Bu soruların açık ve anlaşılır bir şekilde yanıtlanması gerekmektedir. Yoksa “Bazı, birkaç, kimi, görüşmek, temaslarda bulunmak, bir araya gelmek...” gibi sözcükler gerçeği saklamaya dönüşecektir. “Amerika’yla üst düzey görüşmeler yapacaklarını” söyleyenler, bulundukları makamları, devlet olanaklarını kendi çıkarları için kullanmalarına razı olmamızı istemiş olacaklardır. Devlet olanaklarını kullanarak, devletin kasasından 500 bin TL harcayarak “ilk” ünvanını almanın kişisel tatminin ötesinde toplumsal bir anlamı da olmalı. Bunu aramalıyız. 
***
Bir başka siyasi aktör daha çıkıyor karşımıza; Ersan Saner...

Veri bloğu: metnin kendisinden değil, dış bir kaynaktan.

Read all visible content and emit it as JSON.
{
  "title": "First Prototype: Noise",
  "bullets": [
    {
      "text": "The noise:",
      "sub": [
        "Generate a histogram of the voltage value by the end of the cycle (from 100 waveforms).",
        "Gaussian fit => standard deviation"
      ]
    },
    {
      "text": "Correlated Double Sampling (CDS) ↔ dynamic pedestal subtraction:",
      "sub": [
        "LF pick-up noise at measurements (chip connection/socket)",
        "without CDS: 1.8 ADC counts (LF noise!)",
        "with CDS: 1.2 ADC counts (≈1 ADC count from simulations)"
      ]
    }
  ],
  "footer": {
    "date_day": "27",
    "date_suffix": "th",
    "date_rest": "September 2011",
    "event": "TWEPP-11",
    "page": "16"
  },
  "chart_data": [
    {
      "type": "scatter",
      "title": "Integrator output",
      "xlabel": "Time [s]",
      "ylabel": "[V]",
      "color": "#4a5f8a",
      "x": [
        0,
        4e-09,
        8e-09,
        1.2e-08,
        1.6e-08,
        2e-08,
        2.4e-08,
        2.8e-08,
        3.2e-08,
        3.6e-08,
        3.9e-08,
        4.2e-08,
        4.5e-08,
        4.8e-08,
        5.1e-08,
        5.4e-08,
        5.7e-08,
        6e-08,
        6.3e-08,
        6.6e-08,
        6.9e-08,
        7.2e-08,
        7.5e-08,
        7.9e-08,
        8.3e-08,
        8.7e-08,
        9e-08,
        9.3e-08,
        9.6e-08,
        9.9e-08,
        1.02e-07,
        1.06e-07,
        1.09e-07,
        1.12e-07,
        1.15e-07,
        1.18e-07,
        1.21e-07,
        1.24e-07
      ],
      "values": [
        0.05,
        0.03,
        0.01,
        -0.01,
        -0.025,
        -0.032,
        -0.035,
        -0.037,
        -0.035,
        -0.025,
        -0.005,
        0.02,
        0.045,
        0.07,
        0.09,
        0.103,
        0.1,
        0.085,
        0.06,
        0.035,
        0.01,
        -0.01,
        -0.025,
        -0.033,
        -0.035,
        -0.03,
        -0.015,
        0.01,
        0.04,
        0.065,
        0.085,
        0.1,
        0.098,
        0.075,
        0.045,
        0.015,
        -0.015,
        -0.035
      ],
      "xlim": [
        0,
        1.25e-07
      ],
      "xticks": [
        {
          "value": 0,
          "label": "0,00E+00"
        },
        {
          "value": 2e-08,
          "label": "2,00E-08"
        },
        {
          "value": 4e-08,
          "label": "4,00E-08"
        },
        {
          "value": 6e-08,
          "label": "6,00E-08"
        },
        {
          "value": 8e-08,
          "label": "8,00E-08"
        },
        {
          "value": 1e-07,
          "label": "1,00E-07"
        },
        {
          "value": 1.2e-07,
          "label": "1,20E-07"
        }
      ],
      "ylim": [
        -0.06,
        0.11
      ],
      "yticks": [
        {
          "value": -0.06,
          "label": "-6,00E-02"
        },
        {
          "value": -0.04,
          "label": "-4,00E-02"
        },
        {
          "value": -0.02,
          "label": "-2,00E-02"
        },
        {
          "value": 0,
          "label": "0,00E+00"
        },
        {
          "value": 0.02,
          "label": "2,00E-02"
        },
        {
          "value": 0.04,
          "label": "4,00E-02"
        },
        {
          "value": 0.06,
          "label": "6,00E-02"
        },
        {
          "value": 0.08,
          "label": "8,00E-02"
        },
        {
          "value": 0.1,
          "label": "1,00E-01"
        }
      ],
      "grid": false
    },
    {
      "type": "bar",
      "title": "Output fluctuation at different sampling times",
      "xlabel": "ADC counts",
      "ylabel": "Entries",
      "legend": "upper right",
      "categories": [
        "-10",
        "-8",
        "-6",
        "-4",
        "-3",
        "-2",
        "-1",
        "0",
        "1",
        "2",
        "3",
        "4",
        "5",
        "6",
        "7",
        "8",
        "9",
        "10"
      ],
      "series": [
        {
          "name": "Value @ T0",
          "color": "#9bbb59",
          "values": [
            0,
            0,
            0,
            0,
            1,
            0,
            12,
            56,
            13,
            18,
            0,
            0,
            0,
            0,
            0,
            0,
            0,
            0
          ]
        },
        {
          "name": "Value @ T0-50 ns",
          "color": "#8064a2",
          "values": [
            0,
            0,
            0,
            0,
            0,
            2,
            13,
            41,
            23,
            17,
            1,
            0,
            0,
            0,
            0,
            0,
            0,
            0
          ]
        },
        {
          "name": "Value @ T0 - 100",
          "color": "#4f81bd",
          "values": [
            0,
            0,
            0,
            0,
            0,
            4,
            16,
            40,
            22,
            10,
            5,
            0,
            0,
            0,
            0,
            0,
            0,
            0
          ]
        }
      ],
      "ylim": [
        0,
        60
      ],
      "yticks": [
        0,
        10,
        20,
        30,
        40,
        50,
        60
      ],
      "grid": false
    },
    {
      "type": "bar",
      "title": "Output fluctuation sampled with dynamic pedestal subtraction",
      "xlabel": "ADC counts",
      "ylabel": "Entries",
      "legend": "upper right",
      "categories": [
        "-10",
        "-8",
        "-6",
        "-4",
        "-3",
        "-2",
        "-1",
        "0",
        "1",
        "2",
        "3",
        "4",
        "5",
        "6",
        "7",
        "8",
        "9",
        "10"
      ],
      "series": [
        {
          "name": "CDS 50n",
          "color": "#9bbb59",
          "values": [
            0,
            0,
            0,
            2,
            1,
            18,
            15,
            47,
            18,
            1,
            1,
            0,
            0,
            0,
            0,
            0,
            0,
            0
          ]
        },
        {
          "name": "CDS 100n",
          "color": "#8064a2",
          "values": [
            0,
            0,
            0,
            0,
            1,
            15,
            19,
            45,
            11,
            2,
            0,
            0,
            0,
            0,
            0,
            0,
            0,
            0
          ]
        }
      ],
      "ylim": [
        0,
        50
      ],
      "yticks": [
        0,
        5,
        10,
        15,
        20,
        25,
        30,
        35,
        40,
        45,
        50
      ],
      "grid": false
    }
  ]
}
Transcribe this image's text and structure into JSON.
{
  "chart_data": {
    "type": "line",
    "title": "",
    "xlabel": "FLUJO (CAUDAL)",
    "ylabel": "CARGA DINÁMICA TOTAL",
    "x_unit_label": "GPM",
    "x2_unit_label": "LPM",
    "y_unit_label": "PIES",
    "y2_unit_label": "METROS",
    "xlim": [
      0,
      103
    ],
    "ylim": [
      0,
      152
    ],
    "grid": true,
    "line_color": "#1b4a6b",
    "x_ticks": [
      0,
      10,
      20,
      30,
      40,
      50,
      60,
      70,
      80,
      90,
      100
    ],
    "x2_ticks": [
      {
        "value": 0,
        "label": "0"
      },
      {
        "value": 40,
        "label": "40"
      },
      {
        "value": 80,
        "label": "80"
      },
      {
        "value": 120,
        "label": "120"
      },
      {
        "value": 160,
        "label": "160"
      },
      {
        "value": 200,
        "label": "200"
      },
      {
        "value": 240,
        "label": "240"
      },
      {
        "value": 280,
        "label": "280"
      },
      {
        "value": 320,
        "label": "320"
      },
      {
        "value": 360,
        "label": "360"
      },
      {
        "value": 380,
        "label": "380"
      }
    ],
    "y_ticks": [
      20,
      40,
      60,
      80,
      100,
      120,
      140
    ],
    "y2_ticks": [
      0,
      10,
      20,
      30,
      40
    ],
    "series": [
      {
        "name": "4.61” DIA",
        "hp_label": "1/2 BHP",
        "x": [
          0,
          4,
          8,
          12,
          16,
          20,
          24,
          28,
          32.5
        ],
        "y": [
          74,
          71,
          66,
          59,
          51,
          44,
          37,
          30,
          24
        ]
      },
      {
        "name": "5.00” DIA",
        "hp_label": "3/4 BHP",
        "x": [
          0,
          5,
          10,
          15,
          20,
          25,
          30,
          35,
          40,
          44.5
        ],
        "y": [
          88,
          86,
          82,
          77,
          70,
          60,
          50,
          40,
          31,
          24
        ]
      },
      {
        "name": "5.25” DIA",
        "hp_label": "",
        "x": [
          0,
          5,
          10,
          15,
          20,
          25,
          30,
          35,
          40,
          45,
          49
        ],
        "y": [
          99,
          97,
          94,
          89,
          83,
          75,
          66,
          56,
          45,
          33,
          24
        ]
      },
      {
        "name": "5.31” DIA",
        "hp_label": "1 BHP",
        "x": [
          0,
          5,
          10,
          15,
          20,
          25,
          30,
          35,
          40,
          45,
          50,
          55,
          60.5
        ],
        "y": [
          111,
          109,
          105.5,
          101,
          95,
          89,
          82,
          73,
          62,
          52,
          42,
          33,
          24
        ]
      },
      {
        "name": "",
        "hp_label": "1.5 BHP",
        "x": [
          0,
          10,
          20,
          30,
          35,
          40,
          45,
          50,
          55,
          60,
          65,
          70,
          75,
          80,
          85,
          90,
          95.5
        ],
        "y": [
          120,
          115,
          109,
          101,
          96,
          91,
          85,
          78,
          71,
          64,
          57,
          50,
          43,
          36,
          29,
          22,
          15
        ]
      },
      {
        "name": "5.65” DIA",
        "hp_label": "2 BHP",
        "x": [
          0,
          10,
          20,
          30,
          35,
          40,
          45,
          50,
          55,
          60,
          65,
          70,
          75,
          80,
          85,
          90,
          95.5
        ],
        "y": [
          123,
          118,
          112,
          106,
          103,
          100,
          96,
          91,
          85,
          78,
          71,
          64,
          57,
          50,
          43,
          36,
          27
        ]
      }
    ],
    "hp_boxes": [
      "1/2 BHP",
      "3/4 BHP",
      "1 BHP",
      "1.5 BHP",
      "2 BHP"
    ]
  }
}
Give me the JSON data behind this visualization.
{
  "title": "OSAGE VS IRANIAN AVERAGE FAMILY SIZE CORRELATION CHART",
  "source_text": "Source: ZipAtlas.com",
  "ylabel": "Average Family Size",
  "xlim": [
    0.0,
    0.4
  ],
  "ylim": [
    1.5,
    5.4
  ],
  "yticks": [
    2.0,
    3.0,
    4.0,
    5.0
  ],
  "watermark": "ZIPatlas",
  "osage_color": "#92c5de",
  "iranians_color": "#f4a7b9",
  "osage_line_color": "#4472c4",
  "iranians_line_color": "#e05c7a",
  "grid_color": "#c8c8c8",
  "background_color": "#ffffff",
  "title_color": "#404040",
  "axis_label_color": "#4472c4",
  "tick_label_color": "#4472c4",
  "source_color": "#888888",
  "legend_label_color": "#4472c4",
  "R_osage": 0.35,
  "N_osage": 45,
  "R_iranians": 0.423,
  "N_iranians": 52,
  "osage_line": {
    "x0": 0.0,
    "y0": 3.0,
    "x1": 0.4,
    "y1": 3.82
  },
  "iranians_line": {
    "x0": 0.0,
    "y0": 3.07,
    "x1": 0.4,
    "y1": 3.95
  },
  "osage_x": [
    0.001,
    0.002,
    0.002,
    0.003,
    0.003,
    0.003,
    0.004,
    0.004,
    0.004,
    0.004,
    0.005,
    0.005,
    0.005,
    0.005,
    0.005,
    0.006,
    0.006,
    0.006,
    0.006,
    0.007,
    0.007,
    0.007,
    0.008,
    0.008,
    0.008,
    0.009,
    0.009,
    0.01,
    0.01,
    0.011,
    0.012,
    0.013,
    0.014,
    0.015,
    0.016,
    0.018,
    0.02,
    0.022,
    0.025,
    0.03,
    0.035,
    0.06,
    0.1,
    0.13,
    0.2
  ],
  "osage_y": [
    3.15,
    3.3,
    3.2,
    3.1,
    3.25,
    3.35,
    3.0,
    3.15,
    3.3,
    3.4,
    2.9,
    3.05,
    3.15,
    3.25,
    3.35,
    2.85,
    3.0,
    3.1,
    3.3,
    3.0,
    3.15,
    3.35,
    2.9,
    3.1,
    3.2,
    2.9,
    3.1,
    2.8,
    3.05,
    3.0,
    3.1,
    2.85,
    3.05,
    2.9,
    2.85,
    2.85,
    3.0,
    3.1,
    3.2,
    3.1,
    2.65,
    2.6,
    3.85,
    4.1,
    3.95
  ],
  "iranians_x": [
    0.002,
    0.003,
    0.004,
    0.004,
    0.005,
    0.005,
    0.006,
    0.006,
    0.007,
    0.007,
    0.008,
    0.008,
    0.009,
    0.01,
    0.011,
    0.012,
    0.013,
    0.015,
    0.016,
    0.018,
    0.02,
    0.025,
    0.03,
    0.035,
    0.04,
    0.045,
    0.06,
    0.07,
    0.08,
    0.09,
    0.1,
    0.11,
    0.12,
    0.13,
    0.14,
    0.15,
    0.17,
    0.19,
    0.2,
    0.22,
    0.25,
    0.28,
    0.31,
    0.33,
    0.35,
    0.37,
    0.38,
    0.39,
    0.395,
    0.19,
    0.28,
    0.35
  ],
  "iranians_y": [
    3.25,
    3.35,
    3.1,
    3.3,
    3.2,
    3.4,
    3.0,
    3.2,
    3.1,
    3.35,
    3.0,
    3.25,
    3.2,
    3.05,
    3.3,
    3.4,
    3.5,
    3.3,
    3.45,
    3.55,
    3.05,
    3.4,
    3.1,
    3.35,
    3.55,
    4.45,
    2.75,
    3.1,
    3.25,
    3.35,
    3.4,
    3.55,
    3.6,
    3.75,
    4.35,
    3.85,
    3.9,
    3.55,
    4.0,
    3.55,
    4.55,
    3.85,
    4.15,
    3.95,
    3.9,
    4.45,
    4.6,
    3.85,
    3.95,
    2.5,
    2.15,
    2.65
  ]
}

Elinde uçak “uçuracağız” diyor.
“Ha bugün, ha yarın” derken...
Bir bakıyoruz bu kez elinde uçaktan daha büyük bir çekle çıkıyor basının karşısına.
“Tamamdır, sattık...” diyorlar.
Önce batırıp satıyorlar; sonrada “Hayırlısı olsun!” diyorlar.
Uçak şirketleri bağırıyorlar; “Ercan en pahalı havaalanlarından bile daha pahalı.”
Çözüyorlar sorunu. Değirmenlik Belediyesi’ne hizmetlerinden ötürü yapılan ödemeler kaldırılıyor. Böylelikle belediyeye gidecek olan para, özel şirketlerin cebine gidiyor.
Bizi büyük bir felaketten korudular. Bu sorun çözülmeseydi, ülkeye bir uçak dahi inmeyecekti, perişan olacaktık. Allah beterinden saklamış.
Ne ki bu vergiler daha önce de vardı, ancak uçak şirketleri pahalılıktan şikayet etmiyorlardı. Ne oldu da pahalı oldu?
KTHY batırıldı, Ercan satıldı, insanlar işsiz bırakıldı, Değirmenlik Belediyesi’nin gelirleri özele devredildi... Halkın yararına, hayırın bir tane iş söyleyin.
İşte anlayış bu “Daha büyük feleketten, kötülükten... sizi kurtardık. Yaptıklarımıza razı olun.” Bu ne biçimsiz siyaset.
“Allah beterinden saklasın” eğilimi yaratılarak, yapılanlar meşrulaştırılmak, onaylatılmak, kabullenilmesini sağlamak istenmektedir.
Demokrasi bilincini kemiren bu anlayışa karşı durmak, uyanık olmak gerekmektedir.

Bu yazı toplam 1787 defa okunmuştur.